Painting of the Siege of Yorktown, Musée de Versailles (painted for French King Louis XVI)

I read this from “Our America History”: “The most decisive naval battle of the American Revolution was fought under French commanders with French ships and French sailors and marines”. The American War of Independence almost bankrupt France. Rear Admiral de Grasse came with an armada of ships. His command ship was the Ville de Paris, which was a gift of the people of France to America. It was the largest war ship in the 18th century. If France had not been there during that war America might have been British for a lot longer – wasn’t it until the 1980s that Canada ended their last legal link with Britain?

The ship La Ville de Paris, Musée Carnavalet, Paris.

I have heard people say “French people don’t like us.” I have gone to France with my English speaking husband many times and we did not speak in French yet we never encountered unpleasantness (but I did here in the US.) French people may distrust the US Government (at least the last one) but not the US people.

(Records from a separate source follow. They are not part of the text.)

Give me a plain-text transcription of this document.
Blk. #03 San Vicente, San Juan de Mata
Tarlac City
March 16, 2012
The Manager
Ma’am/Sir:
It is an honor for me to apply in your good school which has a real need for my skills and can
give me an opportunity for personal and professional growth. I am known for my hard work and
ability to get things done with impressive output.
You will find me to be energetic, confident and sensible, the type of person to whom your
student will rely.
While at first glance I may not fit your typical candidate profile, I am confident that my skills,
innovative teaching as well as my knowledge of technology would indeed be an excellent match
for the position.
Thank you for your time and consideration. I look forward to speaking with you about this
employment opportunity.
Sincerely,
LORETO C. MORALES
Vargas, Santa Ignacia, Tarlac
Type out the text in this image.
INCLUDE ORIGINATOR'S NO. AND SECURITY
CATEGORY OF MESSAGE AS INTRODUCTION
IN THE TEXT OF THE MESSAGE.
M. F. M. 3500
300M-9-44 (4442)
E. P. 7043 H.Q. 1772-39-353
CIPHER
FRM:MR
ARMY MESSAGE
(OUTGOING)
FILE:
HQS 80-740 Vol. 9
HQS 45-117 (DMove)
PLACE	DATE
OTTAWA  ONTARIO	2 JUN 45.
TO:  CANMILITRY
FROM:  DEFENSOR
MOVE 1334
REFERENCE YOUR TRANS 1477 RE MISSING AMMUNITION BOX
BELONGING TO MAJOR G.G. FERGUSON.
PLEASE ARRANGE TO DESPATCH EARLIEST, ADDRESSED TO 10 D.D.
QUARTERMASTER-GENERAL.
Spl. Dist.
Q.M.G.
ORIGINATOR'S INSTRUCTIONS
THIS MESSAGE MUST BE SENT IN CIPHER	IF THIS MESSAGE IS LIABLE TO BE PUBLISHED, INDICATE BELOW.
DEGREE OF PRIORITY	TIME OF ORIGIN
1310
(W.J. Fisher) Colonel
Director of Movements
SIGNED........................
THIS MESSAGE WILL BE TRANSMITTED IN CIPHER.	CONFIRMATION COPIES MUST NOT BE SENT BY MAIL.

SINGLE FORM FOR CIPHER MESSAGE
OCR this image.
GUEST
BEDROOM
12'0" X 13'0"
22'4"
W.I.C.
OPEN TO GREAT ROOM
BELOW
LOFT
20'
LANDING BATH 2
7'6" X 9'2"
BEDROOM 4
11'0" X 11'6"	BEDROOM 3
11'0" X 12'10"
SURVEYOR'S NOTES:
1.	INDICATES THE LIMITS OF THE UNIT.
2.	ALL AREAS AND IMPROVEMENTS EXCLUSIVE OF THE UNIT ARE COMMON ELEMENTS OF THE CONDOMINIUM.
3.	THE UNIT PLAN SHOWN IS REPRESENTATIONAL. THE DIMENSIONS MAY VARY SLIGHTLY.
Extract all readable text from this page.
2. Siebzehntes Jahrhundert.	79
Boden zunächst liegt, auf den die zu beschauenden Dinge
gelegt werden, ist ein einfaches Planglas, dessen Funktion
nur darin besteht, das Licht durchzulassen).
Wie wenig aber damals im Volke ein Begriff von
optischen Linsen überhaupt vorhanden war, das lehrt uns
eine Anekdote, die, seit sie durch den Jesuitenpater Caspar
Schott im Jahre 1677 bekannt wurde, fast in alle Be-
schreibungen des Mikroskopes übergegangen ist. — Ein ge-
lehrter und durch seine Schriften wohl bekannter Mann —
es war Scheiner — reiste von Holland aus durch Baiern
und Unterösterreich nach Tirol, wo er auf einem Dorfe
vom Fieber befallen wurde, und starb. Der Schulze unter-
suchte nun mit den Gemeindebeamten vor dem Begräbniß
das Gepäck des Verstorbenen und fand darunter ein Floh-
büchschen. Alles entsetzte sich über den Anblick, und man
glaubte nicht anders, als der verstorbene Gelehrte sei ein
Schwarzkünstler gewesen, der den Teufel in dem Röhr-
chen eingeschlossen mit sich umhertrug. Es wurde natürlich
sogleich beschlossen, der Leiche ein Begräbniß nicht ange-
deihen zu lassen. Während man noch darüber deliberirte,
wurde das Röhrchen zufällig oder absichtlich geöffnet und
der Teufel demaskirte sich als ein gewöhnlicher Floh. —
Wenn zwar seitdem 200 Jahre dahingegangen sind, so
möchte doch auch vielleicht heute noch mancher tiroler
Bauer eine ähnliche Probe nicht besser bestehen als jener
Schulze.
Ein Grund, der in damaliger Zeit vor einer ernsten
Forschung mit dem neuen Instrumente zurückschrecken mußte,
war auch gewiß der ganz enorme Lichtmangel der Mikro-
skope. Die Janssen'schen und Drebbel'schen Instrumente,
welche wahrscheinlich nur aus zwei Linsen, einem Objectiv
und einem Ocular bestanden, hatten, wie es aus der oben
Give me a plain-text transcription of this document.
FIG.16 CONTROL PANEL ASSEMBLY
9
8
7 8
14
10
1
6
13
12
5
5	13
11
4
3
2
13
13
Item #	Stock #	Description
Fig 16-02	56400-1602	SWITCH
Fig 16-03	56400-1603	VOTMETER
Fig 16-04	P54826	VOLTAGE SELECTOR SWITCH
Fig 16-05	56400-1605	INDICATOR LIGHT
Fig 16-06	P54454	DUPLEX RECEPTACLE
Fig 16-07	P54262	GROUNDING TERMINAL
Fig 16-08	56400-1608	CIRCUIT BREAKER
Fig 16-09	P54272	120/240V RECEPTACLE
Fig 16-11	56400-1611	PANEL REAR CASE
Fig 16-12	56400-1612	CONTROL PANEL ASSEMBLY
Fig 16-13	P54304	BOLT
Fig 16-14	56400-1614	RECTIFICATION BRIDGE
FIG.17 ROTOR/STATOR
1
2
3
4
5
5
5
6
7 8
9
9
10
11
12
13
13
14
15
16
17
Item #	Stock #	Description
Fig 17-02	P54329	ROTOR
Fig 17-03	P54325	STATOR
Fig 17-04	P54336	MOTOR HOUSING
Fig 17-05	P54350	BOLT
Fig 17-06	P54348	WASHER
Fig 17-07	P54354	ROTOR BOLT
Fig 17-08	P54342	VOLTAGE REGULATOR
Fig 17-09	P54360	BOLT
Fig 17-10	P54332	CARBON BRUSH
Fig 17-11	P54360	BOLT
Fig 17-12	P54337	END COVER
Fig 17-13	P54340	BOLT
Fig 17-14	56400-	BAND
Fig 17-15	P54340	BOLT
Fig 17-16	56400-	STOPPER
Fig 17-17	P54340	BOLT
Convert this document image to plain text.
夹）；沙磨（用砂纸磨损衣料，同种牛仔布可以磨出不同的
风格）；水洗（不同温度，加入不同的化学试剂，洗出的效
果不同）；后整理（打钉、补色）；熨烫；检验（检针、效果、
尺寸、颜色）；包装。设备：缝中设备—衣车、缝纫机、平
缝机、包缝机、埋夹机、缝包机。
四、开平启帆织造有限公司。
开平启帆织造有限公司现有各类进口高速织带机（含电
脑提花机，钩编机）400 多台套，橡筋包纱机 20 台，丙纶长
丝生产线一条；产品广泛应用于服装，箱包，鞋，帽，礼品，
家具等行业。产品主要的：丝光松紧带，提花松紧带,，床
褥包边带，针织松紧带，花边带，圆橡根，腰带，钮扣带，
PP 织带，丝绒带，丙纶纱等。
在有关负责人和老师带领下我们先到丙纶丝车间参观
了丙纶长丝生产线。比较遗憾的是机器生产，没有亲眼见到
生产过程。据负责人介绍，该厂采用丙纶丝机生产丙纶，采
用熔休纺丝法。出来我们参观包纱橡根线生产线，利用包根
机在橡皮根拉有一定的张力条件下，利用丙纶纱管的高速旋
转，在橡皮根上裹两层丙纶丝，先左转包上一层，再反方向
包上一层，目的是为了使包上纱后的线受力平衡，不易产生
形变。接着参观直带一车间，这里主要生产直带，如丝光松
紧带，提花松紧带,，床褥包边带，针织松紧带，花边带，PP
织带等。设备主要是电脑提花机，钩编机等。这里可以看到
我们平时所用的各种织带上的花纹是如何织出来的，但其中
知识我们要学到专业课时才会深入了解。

French jokes have become so ingrained in the American culture that no one will challenge them. After Colin Powell made a speech about the certainty of weapons of mass destruction in Iraq Fox News reported: “… Only an imbecile or perhaps a Frenchman could be insensitive to Colin Powell’s arguments.” Just think what the Irish would have said if the word Frenchman had been replaced by Irishman, or Israeli or Japanese! If the US public would denounce these openly French bashing jokes politicians like John McCain, entertainers and newspapers would have to apologize. It is easy to say “just ignore it” but the problem is that in a country were few people travel overseas this type of racism, repeated so often starts to shape their perceptions, and it is unjust and deplorable.

I had forgotten about Miquelon.org but researching for my post this week I found it again and this is why I thought to write about all this. I just would add that the people I know here in the United States do not have anti-French sentiments; it is just a vocal minority of uninformed people who believe in bad stereotypes.



Well – we arrived in St Pierre for our last night before ferrying back to Newfoundland. I was very sad to leave these French islands nestled so far away in North America. They are fragile and vulnerable in a way but genuinely French. I shall talk about beautiful Newfoundland in future posts.